The day that Michael Diamond decided to add to his look those huge silver letters attached to a gold chain, something changed among the followers of hip hop and rap in the mid-1980s. With his occurrence Mike d, as he called himself Michael, set a fashion that was quickly copied by fans of Beastie Boys, the band he had formed in New York with his friends Adam Horovitz (Ad-Rock) and Adam Yauch (MCA).
The letters in question were the "V" and "W" intertwined in a legendary insignia, that of the German brand Volkswagen. The first time Mike D showed his accessory was in 1987 in the video for the song (You Gotta) Fight For Your Right (To Party), one of the most successful of the group.
The impact on Beastie Boys fans was immediate and generated something unusual: they began to remove front grill badges from VW cars in the Detroit area to wear them on their chests.

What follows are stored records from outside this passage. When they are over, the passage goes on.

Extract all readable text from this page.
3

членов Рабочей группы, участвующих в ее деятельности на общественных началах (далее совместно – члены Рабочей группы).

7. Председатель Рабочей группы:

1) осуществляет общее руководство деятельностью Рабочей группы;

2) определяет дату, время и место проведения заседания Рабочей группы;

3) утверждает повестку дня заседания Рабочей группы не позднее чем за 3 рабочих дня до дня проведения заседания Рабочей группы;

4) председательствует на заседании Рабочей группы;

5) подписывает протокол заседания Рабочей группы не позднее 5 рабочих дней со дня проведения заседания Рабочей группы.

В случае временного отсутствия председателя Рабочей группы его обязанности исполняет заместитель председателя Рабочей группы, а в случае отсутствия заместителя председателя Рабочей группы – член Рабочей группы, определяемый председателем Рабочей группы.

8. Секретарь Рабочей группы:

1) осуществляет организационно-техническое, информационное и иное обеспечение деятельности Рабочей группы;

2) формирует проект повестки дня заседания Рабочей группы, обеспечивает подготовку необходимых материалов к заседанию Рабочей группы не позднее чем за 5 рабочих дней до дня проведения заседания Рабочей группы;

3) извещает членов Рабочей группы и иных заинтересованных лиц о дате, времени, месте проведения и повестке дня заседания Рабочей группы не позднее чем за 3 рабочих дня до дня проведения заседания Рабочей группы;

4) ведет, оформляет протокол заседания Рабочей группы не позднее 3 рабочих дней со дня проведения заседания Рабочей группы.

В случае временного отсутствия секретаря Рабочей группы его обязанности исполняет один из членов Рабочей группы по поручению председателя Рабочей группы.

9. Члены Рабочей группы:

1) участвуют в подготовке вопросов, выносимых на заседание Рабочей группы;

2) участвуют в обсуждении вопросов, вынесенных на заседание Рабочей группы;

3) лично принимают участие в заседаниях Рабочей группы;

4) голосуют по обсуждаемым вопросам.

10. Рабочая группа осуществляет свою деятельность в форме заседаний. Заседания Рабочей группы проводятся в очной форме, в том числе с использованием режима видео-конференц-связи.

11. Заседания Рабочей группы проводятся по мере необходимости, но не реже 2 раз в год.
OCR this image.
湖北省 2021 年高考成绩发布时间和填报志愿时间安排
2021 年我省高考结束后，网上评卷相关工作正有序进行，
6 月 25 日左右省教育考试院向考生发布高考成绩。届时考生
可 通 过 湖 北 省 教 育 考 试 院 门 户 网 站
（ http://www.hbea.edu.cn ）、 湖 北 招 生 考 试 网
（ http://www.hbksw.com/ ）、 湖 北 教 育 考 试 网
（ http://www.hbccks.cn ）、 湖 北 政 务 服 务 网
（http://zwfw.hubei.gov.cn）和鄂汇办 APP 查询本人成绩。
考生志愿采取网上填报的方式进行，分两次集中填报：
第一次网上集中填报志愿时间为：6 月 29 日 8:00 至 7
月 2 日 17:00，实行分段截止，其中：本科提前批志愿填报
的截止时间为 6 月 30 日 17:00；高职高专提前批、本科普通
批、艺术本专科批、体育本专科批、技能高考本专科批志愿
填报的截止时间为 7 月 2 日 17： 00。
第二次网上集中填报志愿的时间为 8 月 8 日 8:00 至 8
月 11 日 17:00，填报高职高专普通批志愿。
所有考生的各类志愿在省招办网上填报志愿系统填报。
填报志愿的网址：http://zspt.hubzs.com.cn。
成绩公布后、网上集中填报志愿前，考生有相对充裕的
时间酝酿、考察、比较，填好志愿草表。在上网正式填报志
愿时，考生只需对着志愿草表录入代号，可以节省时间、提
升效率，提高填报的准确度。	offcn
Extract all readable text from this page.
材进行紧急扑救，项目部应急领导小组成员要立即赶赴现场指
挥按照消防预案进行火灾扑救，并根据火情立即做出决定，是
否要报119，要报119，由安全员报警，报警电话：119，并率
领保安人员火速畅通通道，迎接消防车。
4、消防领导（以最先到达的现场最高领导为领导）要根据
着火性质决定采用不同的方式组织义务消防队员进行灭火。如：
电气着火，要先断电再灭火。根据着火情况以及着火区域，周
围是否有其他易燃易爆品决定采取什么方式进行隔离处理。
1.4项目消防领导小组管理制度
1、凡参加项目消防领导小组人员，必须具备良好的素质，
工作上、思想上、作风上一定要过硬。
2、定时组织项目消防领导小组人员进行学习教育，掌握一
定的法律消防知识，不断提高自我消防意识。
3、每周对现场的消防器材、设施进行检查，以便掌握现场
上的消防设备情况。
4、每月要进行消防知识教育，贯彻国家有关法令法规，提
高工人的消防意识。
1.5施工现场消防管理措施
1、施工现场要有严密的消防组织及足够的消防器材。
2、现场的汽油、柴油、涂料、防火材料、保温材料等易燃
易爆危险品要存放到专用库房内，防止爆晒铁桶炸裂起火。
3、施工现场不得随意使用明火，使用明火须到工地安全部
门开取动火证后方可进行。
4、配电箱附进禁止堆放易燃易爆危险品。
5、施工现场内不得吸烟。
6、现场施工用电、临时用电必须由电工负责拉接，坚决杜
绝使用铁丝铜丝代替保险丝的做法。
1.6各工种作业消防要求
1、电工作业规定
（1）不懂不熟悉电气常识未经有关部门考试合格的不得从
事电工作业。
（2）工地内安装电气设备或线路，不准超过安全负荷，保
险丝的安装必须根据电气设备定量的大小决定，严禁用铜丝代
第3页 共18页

For those years Dave Gazala I was a seller for the agency Tom Sullivan Volkswagen in Southfield, Michigan. Gazala experienced firsthand the fury caused by the occurrence of the Beastie Boys drummer. “Customers would come and complain that their badges were stolen. Obviously, they bought a new one to replace it. We knew right away that it was a fad and that at some point it would pass, but that the more the subject transcended, there would be more robberies ”.
And so it was, to the point that the media directly described the fans of the trio as "vandals." Of course, not everyone was stealing those emblems. Some, directly, approached VW dealers and bought them.
Mike D's style crossed the ocean and made it to Britain. Anticipating what could happen, English dealers offered free emblem replacements for customers and free replicas for rap fans. They even made advertisements with models without the "precious" symbol.
Such was the impact that Mike D produced by appearing with the VW logo that is featured as one of the great moments in rap history.